Other tools do the same thing. Jasper has a brand voice feature, where you can teach it what your brand sounds like using examples, and Notion AI allows you to change the tone of anything you write.
While these tools streamline the editing process, they're not going to replace human editors. Some of their suggestions can be out of place or even change the meaning of the content, and they don't have emotional intelligence because…they're robots. So think of them more as editing assistants, and use your judgment as you follow their suggestions.
8. Check for plagiarism and AI content
Generative AI tools like ChatGPT generate content based on the original datasets they're trained with. So, as you use them for content creation, keep in mind that some of the outputs may be uncomfortably close to content that already exists. Translation: it's plagiarized.

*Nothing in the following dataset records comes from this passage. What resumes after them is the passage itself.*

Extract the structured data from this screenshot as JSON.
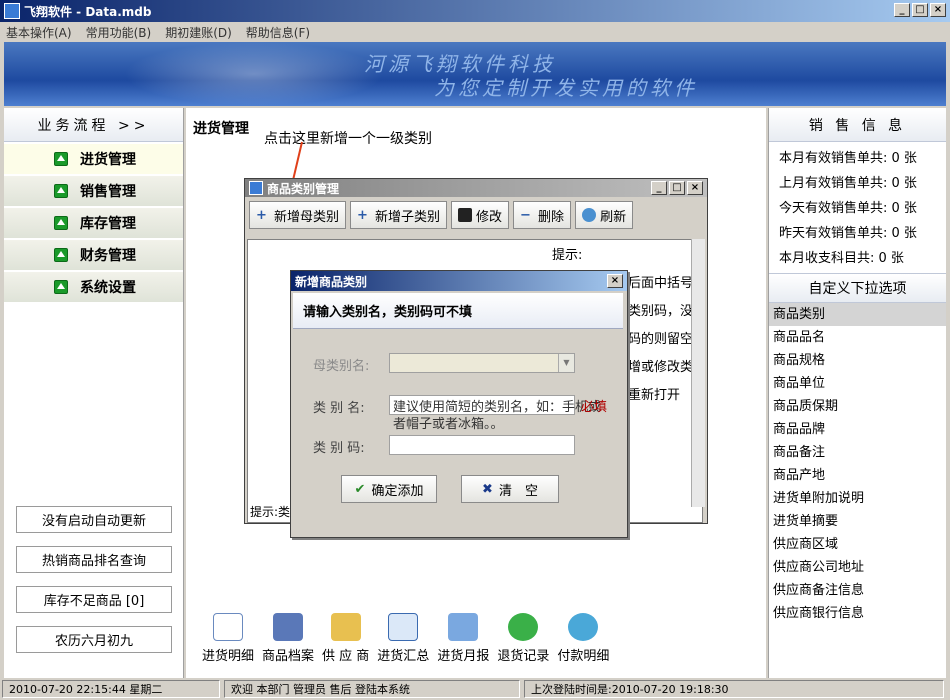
{
  "window": {
    "title": "飞翔软件 - Data.mdb"
  },
  "menu": [
    "基本操作(A)",
    "常用功能(B)",
    "期初建账(D)",
    "帮助信息(F)"
  ],
  "banner": {
    "line1": "河源飞翔软件科技",
    "line2": "为您定制开发实用的软件"
  },
  "left": {
    "flow_title": "业务流程  >>",
    "nav": [
      "进货管理",
      "销售管理",
      "库存管理",
      "财务管理",
      "系统设置"
    ],
    "buttons": [
      "没有启动自动更新",
      "热销商品排名查询",
      "库存不足商品 [0]",
      "农历六月初九"
    ]
  },
  "center": {
    "section_title": "进货管理",
    "annotation": "点击这里新增一个一级类别"
  },
  "category_window": {
    "title": "商品类别管理",
    "toolbar": [
      "新增母类别",
      "新增子类别",
      "修改",
      "删除",
      "刷新"
    ],
    "tips": [
      "提示:",
      "后面中括号",
      "类别码，没",
      "码的则留空",
      "增或修改类",
      "重新打开"
    ],
    "status": "提示:类"
  },
  "add_dialog": {
    "title": "新增商品类别",
    "header": "请输入类别名，类别码可不填",
    "parent_label": "母类别名:",
    "name_label": "类 别 名:",
    "code_label": "类 别 码:",
    "name_placeholder": "建议使用简短的类别名，如：手机或者帽子或者冰箱。。",
    "required": "必填",
    "confirm": "确定添加",
    "clear": "清　空"
  },
  "bottom_tools": [
    "进货明细",
    "商品档案",
    "供 应 商",
    "进货汇总",
    "进货月报",
    "退货记录",
    "付款明细"
  ],
  "right": {
    "sales_title": "销 售 信 息",
    "sales": [
      "本月有效销售单共: 0 张",
      "上月有效销售单共: 0 张",
      "今天有效销售单共: 0 张",
      "昨天有效销售单共: 0 张",
      "本月收支科目共: 0 张"
    ],
    "custom_title": "自定义下拉选项",
    "options": [
      "商品类别",
      "商品品名",
      "商品规格",
      "商品单位",
      "商品质保期",
      "商品品牌",
      "商品备注",
      "商品产地",
      "进货单附加说明",
      "进货单摘要",
      "供应商区域",
      "供应商公司地址",
      "供应商备注信息",
      "供应商银行信息"
    ],
    "selected_index": 0
  },
  "status": {
    "datetime": "2010-07-20 22:15:44  星期二",
    "welcome": "欢迎 本部门 管理员 售后 登陆本系统",
    "last_login_label": "上次登陆时间是:",
    "last_login": "2010-07-20 19:18:30"
  }
}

In good news, you can now use AI to check if your AI-generated content is plagiarizing other web pages. (What a world.)
Grammarly has a plagiarism checker that compares your content to billions of web pages and databases. If it detects duplicate content in your text, it'll highlight them for your review.
Other tools, like Copyleaks, can catch plagiarized content and AI-generated content. Even if you wrote the content yourself, if an AI detector tells you it sounds like a robot, that's not great.
Use AI content tools for support, not replacement
AI tools can support every step of the content creation process, but remember, they're assistants, not replacements. I'll pass the mic back to Megan:
"The most difficult part of working with AI is its inconsistency. A lot of what it produces will be perfectly fine, but in other places, it will say completely false things—and there's no way to know where those problems are without having a human review it. So please, for the sake of everyone on the internet, don't publish pure AI content without human oversight."